My goal is to parse my sftp logs, match the pid to the user name, then generate a list of what that user downloaded and how many times they downloaded it.
I've found the 2 parts of the puzzle but now I need to put them together. I have SFTP logs that look like so:
May 12 11:09:17 sftp2 internal-sftp: session opened for local user sftp_user from ip
May 12 11:09:24 sftp2 internal-sftp: open "/home/bla/ubuntu-10.04-alternate-amd64.iso" flags WRITE,CREATE,TRUNCATE mode 0644
May 12 16:16:54 sftp2 internal-sftp: open "/home/boo/UPLOADFILE" flags WRITE,CREATE,TRUNCATE mode 0755
What I would like to do is first match the PID to the name which I have found I can do with this:
host=sftpserver source=/var/log/sftp.log | stats first(sftp_action) as sftp_action first(sftp_user) as sftp_user by sftp_pid
and then I would like to be able to create a list by sftp_user that lists all of the files (extracted as sftp_file) that a user has run the "open" action on (I extracted the action field as sftp_action). This command does almost what I need except for the part where it doesn't match the sftp_pid to the sftp_user:
host=sftpserver source=/var/log/sftp.log sftp_action=open | stats count values(sftp_file) by sftp_pid
I keep trying different combinations but have yet to come up with anything that has all of the output I'm looking for.

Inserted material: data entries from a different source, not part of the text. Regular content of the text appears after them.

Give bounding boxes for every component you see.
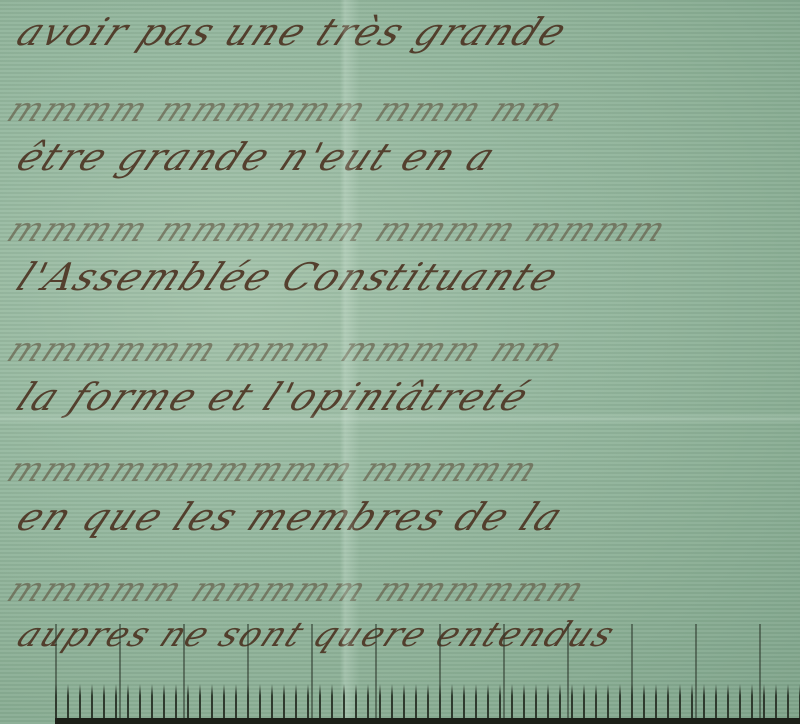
handwritten-line: mmmmmm mmm mmmm mm — [1, 330, 572, 370]
handwritten-line: mmmmmmmmmm mmmmm — [1, 450, 546, 490]
handwritten-line: être grande n'eut en a — [10, 135, 504, 179]
handwritten-line: mmmmm mmmmm mmmmmm — [1, 570, 593, 610]
ruler-edge — [55, 718, 800, 724]
handwritten-line: avoir pas une très grande — [10, 10, 576, 54]
handwritten-line: mmmm mmmmmm mmmm mmmm — [1, 210, 674, 250]
handwritten-line: l'Assemblée Constituante — [10, 255, 568, 299]
handwritten-line: mmmm mmmmmm mmm mm — [1, 90, 572, 130]
handwritten-line: en que les membres de la — [10, 495, 572, 539]
manuscript-photo: avoir pas une très grandemmmm mmmmmm mmm… — [0, 0, 800, 724]
handwritten-line: la forme et l'opiniâtreté — [10, 375, 538, 419]
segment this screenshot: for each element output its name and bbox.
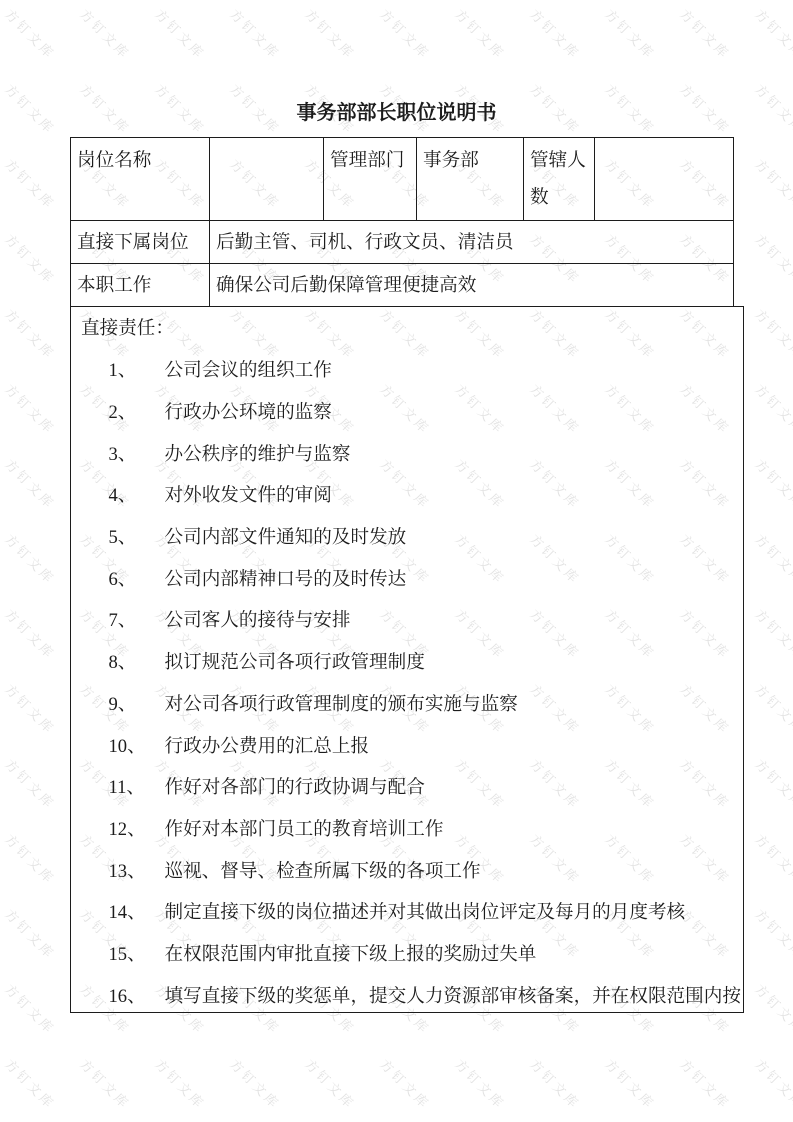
watermark-text: 方钉文库 (527, 7, 582, 62)
duty-item: 4、对外收发文件的审阅 (81, 474, 733, 516)
duty-text: 行政办公费用的汇总上报 (165, 732, 734, 758)
watermark-text: 方钉文库 (2, 7, 57, 62)
table-row-job-name: 岗位名称 管理部门 事务部 管辖人数 (71, 138, 734, 221)
duty-number: 13、 (109, 857, 165, 883)
duty-number: 15、 (109, 940, 165, 966)
duty-number: 3、 (109, 440, 165, 466)
watermark-text: 方钉文库 (77, 7, 132, 62)
watermark-text: 方钉文库 (152, 7, 207, 62)
duty-number: 2、 (109, 398, 165, 424)
watermark-text: 方钉文库 (677, 1057, 732, 1112)
watermark-text: 方钉文库 (602, 7, 657, 62)
duty-text: 作好对本部门员工的教育培训工作 (165, 815, 734, 841)
duty-item: 6、公司内部精神口号的及时传达 (81, 557, 733, 599)
main-duty-label-cell: 本职工作 (71, 264, 210, 307)
headcount-label-cell: 管辖人数 (524, 138, 595, 221)
document-page: 方钉文库方钉文库方钉文库方钉文库方钉文库方钉文库方钉文库方钉文库方钉文库方钉文库… (0, 0, 793, 1122)
duty-number: 9、 (109, 690, 165, 716)
duty-item: 2、行政办公环境的监察 (81, 390, 733, 432)
duty-item: 16、填写直接下级的奖惩单，提交人力资源部审核备案，并在权限范围内按 (81, 974, 733, 1016)
watermark-text: 方钉文库 (227, 7, 282, 62)
duty-number: 4、 (109, 481, 165, 507)
duty-text: 对外收发文件的审阅 (165, 481, 734, 507)
watermark-text: 方钉文库 (752, 1057, 793, 1112)
duty-item: 14、制定直接下级的岗位描述并对其做出岗位评定及每月的月度考核 (81, 890, 733, 932)
duty-number: 7、 (109, 606, 165, 632)
table-row-main-duty: 本职工作 确保公司后勤保障管理便捷高效 (71, 264, 734, 307)
table-row-subordinates: 直接下属岗位 后勤主管、司机、行政文员、清洁员 (71, 221, 734, 264)
duty-text: 在权限范围内审批直接下级上报的奖励过失单 (165, 940, 734, 966)
duty-text: 拟订规范公司各项行政管理制度 (165, 648, 734, 674)
job-name-value-cell (210, 138, 324, 221)
watermark-text: 方钉文库 (302, 7, 357, 62)
duty-text: 公司内部精神口号的及时传达 (165, 565, 734, 591)
job-info-table: 岗位名称 管理部门 事务部 管辖人数 直接下属岗位 后勤主管、司机、行政文员、清… (70, 137, 734, 307)
watermark-text: 方钉文库 (77, 1057, 132, 1112)
duty-number: 12、 (109, 815, 165, 841)
watermark-text: 方钉文库 (377, 7, 432, 62)
document-content: 事务部部长职位说明书 岗位名称 管理部门 事务部 管辖人数 直接下属岗位 后勤主… (0, 100, 793, 1013)
duty-item: 15、在权限范围内审批直接下级上报的奖励过失单 (81, 932, 733, 974)
subordinates-value-cell: 后勤主管、司机、行政文员、清洁员 (210, 221, 734, 264)
headcount-value-cell (595, 138, 734, 221)
watermark-text: 方钉文库 (752, 7, 793, 62)
duties-section: 直接责任： 1、公司会议的组织工作 2、行政办公环境的监察 3、办公秩序的维护与… (70, 306, 744, 1014)
duty-number: 1、 (109, 356, 165, 382)
duty-number: 8、 (109, 648, 165, 674)
duty-item: 8、拟订规范公司各项行政管理制度 (81, 640, 733, 682)
watermark-text: 方钉文库 (527, 1057, 582, 1112)
duty-text: 行政办公环境的监察 (165, 398, 734, 424)
duty-item: 5、公司内部文件通知的及时发放 (81, 515, 733, 557)
watermark-text: 方钉文库 (677, 7, 732, 62)
duty-item: 13、巡视、督导、检查所属下级的各项工作 (81, 849, 733, 891)
duty-number: 6、 (109, 565, 165, 591)
watermark-text: 方钉文库 (452, 1057, 507, 1112)
duty-item: 3、办公秩序的维护与监察 (81, 432, 733, 474)
managing-dept-label-cell: 管理部门 (324, 138, 417, 221)
duty-text: 巡视、督导、检查所属下级的各项工作 (165, 857, 734, 883)
duty-item: 1、公司会议的组织工作 (81, 349, 733, 391)
duty-item: 7、公司客人的接待与安排 (81, 599, 733, 641)
duty-item: 12、作好对本部门员工的教育培训工作 (81, 807, 733, 849)
duty-text: 制定直接下级的岗位描述并对其做出岗位评定及每月的月度考核 (165, 898, 734, 924)
duty-text: 公司内部文件通知的及时发放 (165, 523, 734, 549)
duty-item: 11、作好对各部门的行政协调与配合 (81, 765, 733, 807)
duty-text: 公司客人的接待与安排 (165, 606, 734, 632)
duty-text: 填写直接下级的奖惩单，提交人力资源部审核备案，并在权限范围内按 (165, 982, 741, 1008)
duty-number: 10、 (109, 732, 165, 758)
watermark-text: 方钉文库 (152, 1057, 207, 1112)
watermark-text: 方钉文库 (602, 1057, 657, 1112)
managing-dept-value-cell: 事务部 (417, 138, 524, 221)
watermark-text: 方钉文库 (302, 1057, 357, 1112)
job-name-label-cell: 岗位名称 (71, 138, 210, 221)
duty-item: 9、对公司各项行政管理制度的颁布实施与监察 (81, 682, 733, 724)
duty-number: 5、 (109, 523, 165, 549)
watermark-text: 方钉文库 (377, 1057, 432, 1112)
page-title: 事务部部长职位说明书 (0, 100, 793, 126)
duty-number: 11、 (109, 773, 165, 799)
duty-number: 16、 (109, 982, 165, 1008)
main-duty-value-cell: 确保公司后勤保障管理便捷高效 (210, 264, 734, 307)
subordinates-label-cell: 直接下属岗位 (71, 221, 210, 264)
watermark-text: 方钉文库 (227, 1057, 282, 1112)
duty-item: 10、行政办公费用的汇总上报 (81, 724, 733, 766)
duty-number: 14、 (109, 898, 165, 924)
duty-text: 办公秩序的维护与监察 (165, 440, 734, 466)
duties-heading: 直接责任： (81, 317, 733, 341)
duty-text: 作好对各部门的行政协调与配合 (165, 773, 734, 799)
duty-list: 1、公司会议的组织工作 2、行政办公环境的监察 3、办公秩序的维护与监察 4、对… (81, 349, 733, 1016)
duty-text: 公司会议的组织工作 (165, 356, 734, 382)
duty-text: 对公司各项行政管理制度的颁布实施与监察 (165, 690, 734, 716)
watermark-text: 方钉文库 (2, 1057, 57, 1112)
watermark-text: 方钉文库 (452, 7, 507, 62)
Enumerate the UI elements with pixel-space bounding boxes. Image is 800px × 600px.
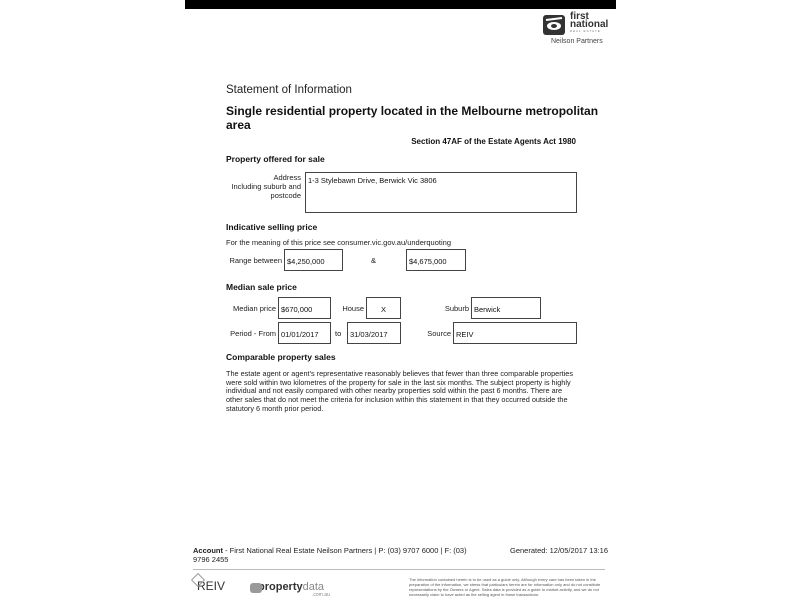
source-label: Source [420, 329, 451, 338]
account-label: Account [193, 546, 223, 555]
propertydata-logo: propertydata .com.au [258, 581, 324, 593]
section-property: Property offered for sale [226, 154, 325, 164]
underquoting-note: For the meaning of this price see consum… [226, 238, 451, 247]
brand-line2: national [570, 21, 608, 29]
address-label-line3: postcode [226, 191, 301, 200]
source-field[interactable]: REIV [453, 322, 577, 344]
comparable-text: The estate agent or agent's representati… [226, 370, 578, 414]
address-label-line2: Including suburb and [226, 182, 301, 191]
generated-timestamp: Generated: 12/05/2017 13:16 [510, 546, 610, 555]
section-comparable: Comparable property sales [226, 352, 336, 362]
agency-logo: first national REAL ESTATE Neilson Partn… [540, 13, 610, 47]
address-label: Address Including suburb and postcode [226, 173, 301, 200]
house-label: House [338, 304, 364, 313]
act-reference: Section 47AF of the Estate Agents Act 19… [360, 137, 576, 146]
range-label: Range between [226, 256, 282, 265]
account-info: Account - First National Real Estate Nei… [193, 546, 483, 564]
brand-subtitle: Neilson Partners [551, 38, 603, 45]
section-median: Median sale price [226, 282, 297, 292]
address-field[interactable]: 1-3 Stylebawn Drive, Berwick Vic 3806 [305, 172, 577, 213]
document-title: Statement of Information [226, 84, 352, 96]
account-text: - First National Real Estate Neilson Par… [193, 546, 467, 564]
suburb-label: Suburb [430, 304, 469, 313]
document-heading: Single residential property located in t… [226, 104, 606, 132]
median-price-field[interactable]: $670,000 [278, 297, 331, 319]
address-label-line1: Address [226, 173, 301, 182]
range-high-field[interactable]: $4,675,000 [406, 249, 466, 271]
propertydata-bold: property [258, 581, 303, 593]
top-bar [185, 0, 616, 9]
reiv-logo: REIV [197, 579, 225, 593]
house-field[interactable]: X [366, 297, 401, 319]
range-low-field[interactable]: $4,250,000 [284, 249, 343, 271]
range-ampersand: & [371, 256, 376, 265]
period-from-label: Period - From [226, 329, 276, 338]
period-to-label: to [335, 329, 341, 338]
propertydata-icon [250, 583, 262, 593]
disclaimer-text: The information contained herein is to b… [409, 577, 609, 597]
brand-name: first national REAL ESTATE [570, 13, 608, 33]
footer-divider [193, 569, 605, 570]
first-national-logo-icon [543, 15, 565, 35]
section-indicative: Indicative selling price [226, 222, 317, 232]
period-from-field[interactable]: 01/01/2017 [278, 322, 331, 344]
suburb-field[interactable]: Berwick [471, 297, 541, 319]
propertydata-domain: .com.au [312, 592, 330, 598]
median-price-label: Median price [226, 304, 276, 313]
period-to-field[interactable]: 31/03/2017 [347, 322, 401, 344]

Sorry the messed up line breaks have been fixed and you may now be able to better see the issue. The user ID is not always matched to the PID. The first line in the example log I posted contains the PID and the user name but that only happens when the user logs in. After that, as demonstrated in the 2nd and 3rd lines, there's only a PID (unique to that user's session). So I can get the PID to match the user name by using:
| stats count values(sftp_file) by sftp_pid
but now I need to see a list of opened items (in lines 2 and 3 of my example) catagorized by sftp_user. Make more sense now?